A lippy little tyke with his hair in a tartan bob (Black Watch, as he liked to point out) is all that most people chose to see. But up North he ruled the night. How’s about that, then?
Smokeward bound
And not just up North. By the early Sixties he’d also secured what is now called a “significant presence” down South. One of the Mecca clubs under Jimmy Savile’s very-much-hands-on purview — he nipped down the A1 to DJ there on Monday nights — was the Ilford Palais. And although he didn’t take his Yorkshire bruisers with him for that gig, you can’t say he skimped on their substitutes. One of his doormen at the Palais was the boxer Billy Walker, who no doubt would have become the British pro-heavyweight champion had it not been for the immovable hegemony of Henry Cooper. Walker’s brother and manager, George, had been Billy Hill’s minder. If you can’t quite place the name Billy Hill, he was the Kray twins’ patron.

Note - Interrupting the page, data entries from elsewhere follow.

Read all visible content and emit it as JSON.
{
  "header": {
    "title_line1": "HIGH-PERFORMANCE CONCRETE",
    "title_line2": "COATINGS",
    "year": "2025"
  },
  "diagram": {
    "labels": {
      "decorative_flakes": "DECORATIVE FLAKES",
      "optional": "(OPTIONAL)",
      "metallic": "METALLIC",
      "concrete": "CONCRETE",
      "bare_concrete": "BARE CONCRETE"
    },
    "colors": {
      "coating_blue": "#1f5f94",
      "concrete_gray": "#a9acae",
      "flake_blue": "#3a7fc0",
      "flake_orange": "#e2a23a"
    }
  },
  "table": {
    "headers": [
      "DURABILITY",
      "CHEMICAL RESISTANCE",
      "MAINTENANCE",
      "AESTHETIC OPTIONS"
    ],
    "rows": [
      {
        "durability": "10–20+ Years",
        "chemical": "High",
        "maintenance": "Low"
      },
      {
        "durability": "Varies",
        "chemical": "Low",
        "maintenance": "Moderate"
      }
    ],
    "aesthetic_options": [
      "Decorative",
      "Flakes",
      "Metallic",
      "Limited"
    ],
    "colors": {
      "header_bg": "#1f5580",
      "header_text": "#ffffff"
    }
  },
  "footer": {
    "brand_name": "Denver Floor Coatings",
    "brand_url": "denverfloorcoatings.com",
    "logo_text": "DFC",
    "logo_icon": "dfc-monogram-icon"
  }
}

On his weekly trips to London, Savile ran a schedule as tight as when he was on his home ground back up North. Before heading out for Ilford, and perhaps to Mecca's flagship Locarno Ballroom in Streatham as well, he recorded his
Teen and Twenties Disc Club for Radio Luxembourg. Then he'd pop his head in at the offices of Decca Records. It was not a courtesy call. By the time he hit the street again, he’d not only replenished his stock of music but also fattened his wad. It was a sweet payola deal. He promised to play the latest Decca releases at all his dances in return for a reasonable consideration. Decca, like most other labels at the time, was very much a mixed bag in terms of the quality of their records (they famously turned down the Beatles, although they struck gold with the Stones soon afterwards). And for every future hit they gave Savile first dabs with, they saddled him with several real stinkers. He caned them all the same, one after the other at the start of his sets. Regular punters soon learned that they wouldn’t miss much if they arrived fashionably late, just in time for the decent stuff that they'd paid to hear.
Not the face!
Even the wrestling was bent. And not just because of the sham fights, with heels and blue-eyes working out all their moves in the dressing-room. The promoters were at it too. The top end of the business — because a sport is something it’s never been — was ruled by a cartel called First Promotions, which in turn was dominated by a tight clutch of Yorkshiremen. They bagged all the public’s favourite wrestlers and froze out any would-be rival promoters. Before long, the cartel was raking in £15,000 a week from TV rights alone. Of that, once “expenses” had been deducted, a couple of hundred quid tops would trickle down for the featured wrestlers to split between them. Jimmy Savile’s own bouts were promoted by Relwyskow & Green, two of First Promotions’ leading lights. By the mid-Seventies one of the Crabtree brothers, Max, was running the whole show.
We may never find out who Jimmy Savile really was: whether the entertainer, the philanthropist, the discotheque pioneer, the loner, the Bevin Boy, the loyal company man, the daft-coiffed eccentric, the secure-mental-hospital administrator, the all-in wrestler, the sociopath, the counsellor to royalty, the morgue attendant, the marathon runner or the serial sex fiend. At various times he was all those things. But it seems that from the early Fifties until at least the mid-Sixties he was, above all, a crook.